Countries having low life expectancy, low literacy rate and high infant mortality will have low index. If in any country PQLI is increasing then it indicates the increase in the physical quality of the life of people. Increase in per-capita income does not necessarily indicate the increase in the facilities like healthy food, health, situation, education, etc. Therefore PQLI method is taken to be better indicator than per-capita income method.

In addition to these various indicators the following facts are also taken as the indicators of economic development. (a) Equality improvement.(b) Poverty alleviation(c) Quality of life (d) Capital formation(e) Fulfillment of basic needs.(f) Population growth rare (g) Increase in employment opportunities (h) Decrease in dependence on agriculture (i) Increase in entrepreneurship (j) Utilization of natural resources (k) Increase in export of finished goods. (l) Trade diversification (m) Extension of infrastructures

DIFFERENCES BETWEEN ECONOMIC GROWTH AND ECONOMIC DEVELOPMENT In general words, economic development refers to the problems of underdeveloped countries and economic growth to those of developed countries. The raising of income levels is generally called economic growth in rich countries and in poor ones it is called economic development. But this view does not specify the underlying forces which raise the income levels in the two types of economies. The problems of underdeveloped countries are concerned with the development of unused resources, even though their uses are well known, while those of advanced countries are related to growth, most of their resources being already known and developed to a considerable extent.

In fact, the terms "development and growth" have nothing to do with the type of economy. The distinction between the two relates to the nature and causes of change. These two terms may also be explained as the development is a discontinues and spontaneous change in the stationary state which forever alters and displaces the equilibrium state previously existing; while growth is a gradual and steady change in the long run which comes about by a gradual increase in the rate of savings and population. This view has been widely accepted and elaborated by the majority of economists. Economic Growth does not take into account the depletion of natural resources which might lead to pollution, congestion & disease. Development however is concerned with sustainability which means meeting the needs of the present without compromising future needs. These environmental effects are becoming more of a problem for Governments now that the pressure has increased on them due to Global warming.

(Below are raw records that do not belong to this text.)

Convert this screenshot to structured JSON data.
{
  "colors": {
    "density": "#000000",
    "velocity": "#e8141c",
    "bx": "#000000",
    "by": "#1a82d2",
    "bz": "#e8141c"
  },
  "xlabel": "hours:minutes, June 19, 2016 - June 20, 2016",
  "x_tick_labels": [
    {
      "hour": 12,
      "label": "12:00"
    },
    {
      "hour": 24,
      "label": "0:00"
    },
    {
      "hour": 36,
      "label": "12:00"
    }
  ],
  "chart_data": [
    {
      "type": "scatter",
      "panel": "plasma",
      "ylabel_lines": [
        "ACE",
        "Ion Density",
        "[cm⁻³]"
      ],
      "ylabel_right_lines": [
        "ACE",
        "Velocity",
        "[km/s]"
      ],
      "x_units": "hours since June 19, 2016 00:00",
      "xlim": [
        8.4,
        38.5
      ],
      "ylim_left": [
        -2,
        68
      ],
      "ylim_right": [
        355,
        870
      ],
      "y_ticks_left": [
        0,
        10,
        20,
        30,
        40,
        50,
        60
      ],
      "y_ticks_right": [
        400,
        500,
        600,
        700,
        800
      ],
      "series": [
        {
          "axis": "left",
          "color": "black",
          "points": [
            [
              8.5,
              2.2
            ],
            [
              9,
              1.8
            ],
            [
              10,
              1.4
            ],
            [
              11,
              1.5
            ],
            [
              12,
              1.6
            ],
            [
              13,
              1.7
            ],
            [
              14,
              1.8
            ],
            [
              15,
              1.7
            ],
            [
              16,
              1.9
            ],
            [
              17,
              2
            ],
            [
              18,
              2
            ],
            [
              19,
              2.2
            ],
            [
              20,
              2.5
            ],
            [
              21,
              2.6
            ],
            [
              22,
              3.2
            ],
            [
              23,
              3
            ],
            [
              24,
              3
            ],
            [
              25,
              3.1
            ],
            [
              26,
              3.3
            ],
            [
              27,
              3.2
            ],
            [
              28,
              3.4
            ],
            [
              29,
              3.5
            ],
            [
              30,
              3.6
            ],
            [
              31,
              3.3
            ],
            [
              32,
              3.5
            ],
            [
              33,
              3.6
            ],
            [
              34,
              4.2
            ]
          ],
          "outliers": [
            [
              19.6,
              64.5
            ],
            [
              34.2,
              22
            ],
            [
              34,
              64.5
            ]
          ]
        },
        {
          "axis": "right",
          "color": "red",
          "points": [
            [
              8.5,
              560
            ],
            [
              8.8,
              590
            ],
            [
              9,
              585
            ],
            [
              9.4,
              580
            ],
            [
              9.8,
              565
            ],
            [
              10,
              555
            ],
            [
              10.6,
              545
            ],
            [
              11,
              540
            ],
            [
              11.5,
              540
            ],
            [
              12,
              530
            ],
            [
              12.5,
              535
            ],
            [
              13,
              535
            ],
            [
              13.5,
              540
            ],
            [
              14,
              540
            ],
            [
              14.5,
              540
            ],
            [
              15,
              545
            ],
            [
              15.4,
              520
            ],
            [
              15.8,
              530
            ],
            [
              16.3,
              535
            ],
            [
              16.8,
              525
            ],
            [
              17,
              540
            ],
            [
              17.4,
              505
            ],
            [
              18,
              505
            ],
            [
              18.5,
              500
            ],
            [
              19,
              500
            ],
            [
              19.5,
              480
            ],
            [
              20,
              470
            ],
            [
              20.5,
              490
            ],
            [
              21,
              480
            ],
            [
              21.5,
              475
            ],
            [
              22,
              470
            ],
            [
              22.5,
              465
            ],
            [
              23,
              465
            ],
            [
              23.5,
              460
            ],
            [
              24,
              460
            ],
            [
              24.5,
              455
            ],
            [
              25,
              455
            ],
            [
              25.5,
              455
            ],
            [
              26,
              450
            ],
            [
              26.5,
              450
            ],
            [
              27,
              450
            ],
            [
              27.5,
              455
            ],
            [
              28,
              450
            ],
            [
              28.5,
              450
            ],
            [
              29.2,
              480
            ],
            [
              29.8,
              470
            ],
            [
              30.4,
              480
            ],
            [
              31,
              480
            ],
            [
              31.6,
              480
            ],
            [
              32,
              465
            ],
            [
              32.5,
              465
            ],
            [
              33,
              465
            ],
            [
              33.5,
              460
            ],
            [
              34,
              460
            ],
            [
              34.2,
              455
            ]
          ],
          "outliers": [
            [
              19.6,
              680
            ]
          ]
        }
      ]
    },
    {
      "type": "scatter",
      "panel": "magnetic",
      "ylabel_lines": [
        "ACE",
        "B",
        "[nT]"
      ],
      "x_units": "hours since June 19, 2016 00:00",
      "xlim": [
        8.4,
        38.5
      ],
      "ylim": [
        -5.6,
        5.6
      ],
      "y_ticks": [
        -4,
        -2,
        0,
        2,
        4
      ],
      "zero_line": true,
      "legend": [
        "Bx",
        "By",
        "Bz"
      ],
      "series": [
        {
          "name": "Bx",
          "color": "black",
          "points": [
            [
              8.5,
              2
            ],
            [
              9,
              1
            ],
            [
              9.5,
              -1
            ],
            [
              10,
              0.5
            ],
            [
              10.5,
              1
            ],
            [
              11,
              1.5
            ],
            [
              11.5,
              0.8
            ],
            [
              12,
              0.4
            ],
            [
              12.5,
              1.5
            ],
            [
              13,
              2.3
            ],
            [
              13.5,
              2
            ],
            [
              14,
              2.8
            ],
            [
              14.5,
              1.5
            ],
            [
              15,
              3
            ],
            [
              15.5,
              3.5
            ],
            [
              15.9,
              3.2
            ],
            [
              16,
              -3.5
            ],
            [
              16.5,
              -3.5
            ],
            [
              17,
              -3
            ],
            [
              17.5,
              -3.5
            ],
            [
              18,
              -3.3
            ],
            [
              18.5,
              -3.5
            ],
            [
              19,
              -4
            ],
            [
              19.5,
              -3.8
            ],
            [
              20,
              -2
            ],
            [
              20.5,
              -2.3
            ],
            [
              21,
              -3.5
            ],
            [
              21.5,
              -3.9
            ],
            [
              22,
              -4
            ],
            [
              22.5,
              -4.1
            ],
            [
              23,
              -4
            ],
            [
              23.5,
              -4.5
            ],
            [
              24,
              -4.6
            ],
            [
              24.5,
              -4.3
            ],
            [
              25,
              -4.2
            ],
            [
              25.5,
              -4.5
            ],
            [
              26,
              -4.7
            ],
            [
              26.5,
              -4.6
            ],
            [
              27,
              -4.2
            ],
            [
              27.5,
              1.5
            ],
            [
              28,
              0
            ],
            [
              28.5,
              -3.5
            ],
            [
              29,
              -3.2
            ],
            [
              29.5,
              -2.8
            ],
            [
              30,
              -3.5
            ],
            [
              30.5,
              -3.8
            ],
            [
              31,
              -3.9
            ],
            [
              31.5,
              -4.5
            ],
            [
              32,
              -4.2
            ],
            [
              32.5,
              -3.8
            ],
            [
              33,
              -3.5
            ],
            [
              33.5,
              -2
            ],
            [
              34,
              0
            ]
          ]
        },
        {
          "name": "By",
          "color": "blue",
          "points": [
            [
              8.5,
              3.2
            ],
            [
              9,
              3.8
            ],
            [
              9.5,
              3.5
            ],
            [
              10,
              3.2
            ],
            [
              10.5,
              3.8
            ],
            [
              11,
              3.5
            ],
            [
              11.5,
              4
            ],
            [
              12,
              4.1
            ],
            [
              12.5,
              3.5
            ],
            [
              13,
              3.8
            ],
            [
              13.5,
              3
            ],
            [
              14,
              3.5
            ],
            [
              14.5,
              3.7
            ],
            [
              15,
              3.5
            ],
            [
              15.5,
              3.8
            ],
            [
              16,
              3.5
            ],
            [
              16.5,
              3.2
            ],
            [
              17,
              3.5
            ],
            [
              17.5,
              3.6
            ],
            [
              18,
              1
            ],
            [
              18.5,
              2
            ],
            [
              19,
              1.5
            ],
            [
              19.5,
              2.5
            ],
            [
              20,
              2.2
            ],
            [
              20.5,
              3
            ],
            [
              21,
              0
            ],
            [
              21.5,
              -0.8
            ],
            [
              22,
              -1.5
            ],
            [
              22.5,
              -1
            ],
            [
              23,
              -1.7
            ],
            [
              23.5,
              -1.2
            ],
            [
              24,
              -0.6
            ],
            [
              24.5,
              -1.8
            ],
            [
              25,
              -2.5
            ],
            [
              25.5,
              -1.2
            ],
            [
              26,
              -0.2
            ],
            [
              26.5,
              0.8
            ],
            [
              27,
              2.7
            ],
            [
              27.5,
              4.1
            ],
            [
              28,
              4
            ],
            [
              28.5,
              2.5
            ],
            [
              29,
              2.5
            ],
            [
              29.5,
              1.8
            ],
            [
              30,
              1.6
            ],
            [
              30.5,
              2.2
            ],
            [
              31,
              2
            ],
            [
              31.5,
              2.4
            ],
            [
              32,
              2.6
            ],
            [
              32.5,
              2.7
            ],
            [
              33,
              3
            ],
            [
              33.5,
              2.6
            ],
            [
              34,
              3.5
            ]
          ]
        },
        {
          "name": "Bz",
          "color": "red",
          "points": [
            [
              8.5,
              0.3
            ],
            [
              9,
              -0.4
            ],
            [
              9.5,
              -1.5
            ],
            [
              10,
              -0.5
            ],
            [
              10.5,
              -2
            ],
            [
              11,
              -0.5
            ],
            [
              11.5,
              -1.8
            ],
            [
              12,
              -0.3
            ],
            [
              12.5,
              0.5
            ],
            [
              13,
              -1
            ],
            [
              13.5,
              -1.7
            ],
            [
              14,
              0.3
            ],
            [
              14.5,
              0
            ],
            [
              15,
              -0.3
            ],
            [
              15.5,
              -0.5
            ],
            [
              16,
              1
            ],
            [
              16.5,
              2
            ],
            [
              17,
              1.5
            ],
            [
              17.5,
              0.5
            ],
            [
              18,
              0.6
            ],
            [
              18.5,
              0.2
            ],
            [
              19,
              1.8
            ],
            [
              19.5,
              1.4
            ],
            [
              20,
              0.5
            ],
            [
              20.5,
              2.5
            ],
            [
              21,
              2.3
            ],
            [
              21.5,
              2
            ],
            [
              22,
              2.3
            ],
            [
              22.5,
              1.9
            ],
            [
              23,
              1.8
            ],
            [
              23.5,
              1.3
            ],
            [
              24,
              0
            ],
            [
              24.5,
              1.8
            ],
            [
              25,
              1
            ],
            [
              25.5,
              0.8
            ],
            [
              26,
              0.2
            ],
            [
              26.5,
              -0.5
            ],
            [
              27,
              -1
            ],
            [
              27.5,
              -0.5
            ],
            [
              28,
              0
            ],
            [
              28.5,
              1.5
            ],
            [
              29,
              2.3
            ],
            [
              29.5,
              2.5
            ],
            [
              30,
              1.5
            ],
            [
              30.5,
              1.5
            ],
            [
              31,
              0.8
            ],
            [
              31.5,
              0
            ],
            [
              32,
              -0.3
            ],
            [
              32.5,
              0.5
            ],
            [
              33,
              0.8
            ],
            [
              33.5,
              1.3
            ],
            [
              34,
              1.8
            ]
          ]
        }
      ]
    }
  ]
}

According to another school of thought, "economic growth means more output, while economic development employs both more output and changes in the technical and institutional arrangements by which it is produced and distributed. Growth may well involve not only more output derived from greater amounts of inputs but also greater efficiency, either, and increase in output per unit of input. Development goes beyond this two employ changes in the composition of output and in the allocation of inputs by sectors". According to some classical economists the growth is an expansion of the system in one or more dimensions without a change in its structure, and development is an innovative process leading the structural transformation of social system.

Thus economic growth is related to a quantitative sustained increase in the country's per capita output or income accompanied by expansion in its labor force, consumption, capital, and volume of trade. On the other hand, economic development is a wider term. It is related to qualitative change in economic wants, goods, incentives, and institutions. It describes the underlying determinants of growth such as technological and structural change. Development embraces both growth and decline. An economy can grow but it may not develop because poverty, unemployment and inequalities may continue to persist due to the absence of technological and structural changes. But it is difficult to imagine development without economic growth in the absence of an increase in output per capita, particularly when population is growing rapidly. Despite these apparent differences, some economists use these terms as synonyms.